Sudden spikes in internet traffic are no longer surprising. What’s surprising is that businesses and government agencies continue to be caught off guard, particularly when they know they’re supporting something with mass appeal.


According to a recent EMA study, each minute of downtime costs an average of $12,000 - that’s an hourly rate of over $720,000. Per the Uptime Institute, over 60% of outages cost more than $100,000 in 2022 - a 40% increase over just two years ago.

Fear of a catastrophic DDoS attack was supposed to be motivation enough for network teams to add capacity to their DNS infrastructure and prioritize resilient, redundant system architectures. Those are justified fears - DDoS attacks continue to rise, posing a significant threat to websites everywhere.

Yet, the steady stream of network outages from legitimate traffic shows that many key websites don’t have the strategic depth they need. If a site can’t handle an expected increase in regular visitors, how can we expect it to handle an unexpected attack from bots and malicious actors?

How much capacity is enough?

Of course, there’s a flip side to this argument that deserves consideration. How much capacity is enough? Or, more to the point, how much idle capacity is worth paying for? It’s all well and good to say, “Company X should have known better,” but the network team at company X also has to justify the budget for resilient capabilities they may never use.
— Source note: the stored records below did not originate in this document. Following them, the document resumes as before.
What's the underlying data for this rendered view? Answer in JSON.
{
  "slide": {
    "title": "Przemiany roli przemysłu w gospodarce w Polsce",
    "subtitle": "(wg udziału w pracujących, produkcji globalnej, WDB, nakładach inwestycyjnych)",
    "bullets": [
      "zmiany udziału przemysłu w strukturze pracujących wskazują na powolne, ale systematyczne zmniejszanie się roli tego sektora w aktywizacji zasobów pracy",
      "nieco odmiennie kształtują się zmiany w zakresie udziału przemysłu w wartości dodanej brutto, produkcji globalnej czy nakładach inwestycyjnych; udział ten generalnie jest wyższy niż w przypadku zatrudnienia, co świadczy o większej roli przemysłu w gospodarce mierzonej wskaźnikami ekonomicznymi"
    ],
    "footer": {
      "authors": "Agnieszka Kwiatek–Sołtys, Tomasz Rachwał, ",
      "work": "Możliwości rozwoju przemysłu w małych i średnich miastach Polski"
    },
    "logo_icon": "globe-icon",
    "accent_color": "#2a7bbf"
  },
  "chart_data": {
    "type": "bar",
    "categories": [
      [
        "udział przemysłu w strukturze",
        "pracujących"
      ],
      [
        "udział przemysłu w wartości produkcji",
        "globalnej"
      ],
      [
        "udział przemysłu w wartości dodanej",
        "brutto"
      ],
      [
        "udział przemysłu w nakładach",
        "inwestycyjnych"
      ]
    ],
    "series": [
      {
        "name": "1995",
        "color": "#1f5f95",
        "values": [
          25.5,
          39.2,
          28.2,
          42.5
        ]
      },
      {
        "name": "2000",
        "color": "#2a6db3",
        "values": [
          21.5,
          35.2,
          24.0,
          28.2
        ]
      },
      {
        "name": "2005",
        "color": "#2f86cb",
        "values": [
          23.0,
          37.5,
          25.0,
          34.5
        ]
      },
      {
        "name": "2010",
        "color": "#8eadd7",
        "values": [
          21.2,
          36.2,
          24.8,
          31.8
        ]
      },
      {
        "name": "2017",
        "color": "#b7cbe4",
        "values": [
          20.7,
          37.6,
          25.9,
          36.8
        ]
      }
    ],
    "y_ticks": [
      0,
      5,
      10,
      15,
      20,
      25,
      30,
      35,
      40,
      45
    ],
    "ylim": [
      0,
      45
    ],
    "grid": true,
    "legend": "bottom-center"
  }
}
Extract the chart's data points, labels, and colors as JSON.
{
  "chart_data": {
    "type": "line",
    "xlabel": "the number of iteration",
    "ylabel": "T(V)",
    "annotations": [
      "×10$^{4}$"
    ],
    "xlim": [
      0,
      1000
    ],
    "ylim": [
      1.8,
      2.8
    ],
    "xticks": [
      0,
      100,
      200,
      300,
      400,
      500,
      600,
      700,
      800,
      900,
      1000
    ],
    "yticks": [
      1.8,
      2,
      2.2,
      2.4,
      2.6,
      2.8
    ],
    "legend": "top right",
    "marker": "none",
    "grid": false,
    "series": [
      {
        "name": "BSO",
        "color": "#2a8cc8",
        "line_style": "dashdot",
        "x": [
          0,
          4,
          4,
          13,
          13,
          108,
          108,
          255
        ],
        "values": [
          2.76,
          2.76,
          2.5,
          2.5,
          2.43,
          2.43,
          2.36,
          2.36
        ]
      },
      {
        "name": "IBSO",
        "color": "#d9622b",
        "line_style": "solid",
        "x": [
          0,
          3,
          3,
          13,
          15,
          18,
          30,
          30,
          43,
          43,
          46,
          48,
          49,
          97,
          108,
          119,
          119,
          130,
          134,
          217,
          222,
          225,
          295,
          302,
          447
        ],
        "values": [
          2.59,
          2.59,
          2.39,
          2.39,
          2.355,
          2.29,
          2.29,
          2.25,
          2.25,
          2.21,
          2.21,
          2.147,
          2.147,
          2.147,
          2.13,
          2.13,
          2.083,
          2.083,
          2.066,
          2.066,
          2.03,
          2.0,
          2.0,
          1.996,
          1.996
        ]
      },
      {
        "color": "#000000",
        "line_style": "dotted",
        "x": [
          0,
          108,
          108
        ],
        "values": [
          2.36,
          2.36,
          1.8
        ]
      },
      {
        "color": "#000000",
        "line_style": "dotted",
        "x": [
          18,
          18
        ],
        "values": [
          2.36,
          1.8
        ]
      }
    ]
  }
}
It all comes down to risk tolerance. Plenty of enterprises have made the decision that they would rather risk a catastrophic downtime event than pay for resilient, redundant capacity.

In an ideal world, these decisions would be guided by data. According to a recent EMA study, each minute of downtime costs an average of $12,000 - that’s an hourly rate of over $720,000. Per the Uptime Institute, over 60% of outages cost more than $100,000 in 2022 - a 40% increase over just two years ago.

Unfortunately, the decision to invest in resilient capacity is rarely made after a concrete, strategic, pros-versus-cons discussion. It’s usually made by default when IT investment priorities are set. Resilience is rarely sexy. It’s easy to cut when other urgent operational priorities are right in front of you.

The blast radius of a downtime event is rarely considered when risk tolerance decisions are made by default. IT managers and finance people are usually the ones cutting resilience or capacity budgets, but a large-scale downtime incident impacts other departments disproportionately. From marketing and PR to senior leaders and operations managers, a lot of people can get called on the carpet when something goes wrong.

The value of resilient DNS

It’s tempting to think of resilient or redundant systems as something that’s only put to use when absolutely necessary - that they’re just chewing up money until an incident happens. But in the case of DNS, that usually isn’t the case.

Secondary DNS systems are often put into active service right alongside a primary provider. Whether it’s load balancing, geographical distribution, or taking advantage of traffic steering functionality, there are plenty of reasons to split DNS traffic between two (or more!) providers. Having more than one active DNS system is about more than just resilience - it’s also about using “best of breed” features that may differ from vendor to vendor.

On the financial side of the equation, with today’s cloud-based, pay-as-you-go sales models (like the one NS1 uses) you’re never paying for truly idle capacity. If a large-scale event happens, you leverage the enormous depth and pooled resources of a large vendor without having to purchase those resources yourself. You’ll end up paying to service all those inbound requests, but at least your system won’t crash. It’ll continue answering queries (and generating revenue), so you can weather the storm.

No excuses

There really aren’t any excuses left for DNS-related downtime. Whether it’s a DDoS attack or a spike in legitimate traffic, every network and IT team should be prepared for unusual activity. It’s not a question of if but when. History shows us time and again that spikes in traffic can come from many sources - both expected and unexpected.

When those traffic spikes come, what will you have to say? Will you be apologizing for your lack of capacity? Or will you simply be explaining how your resilient systems came out on top?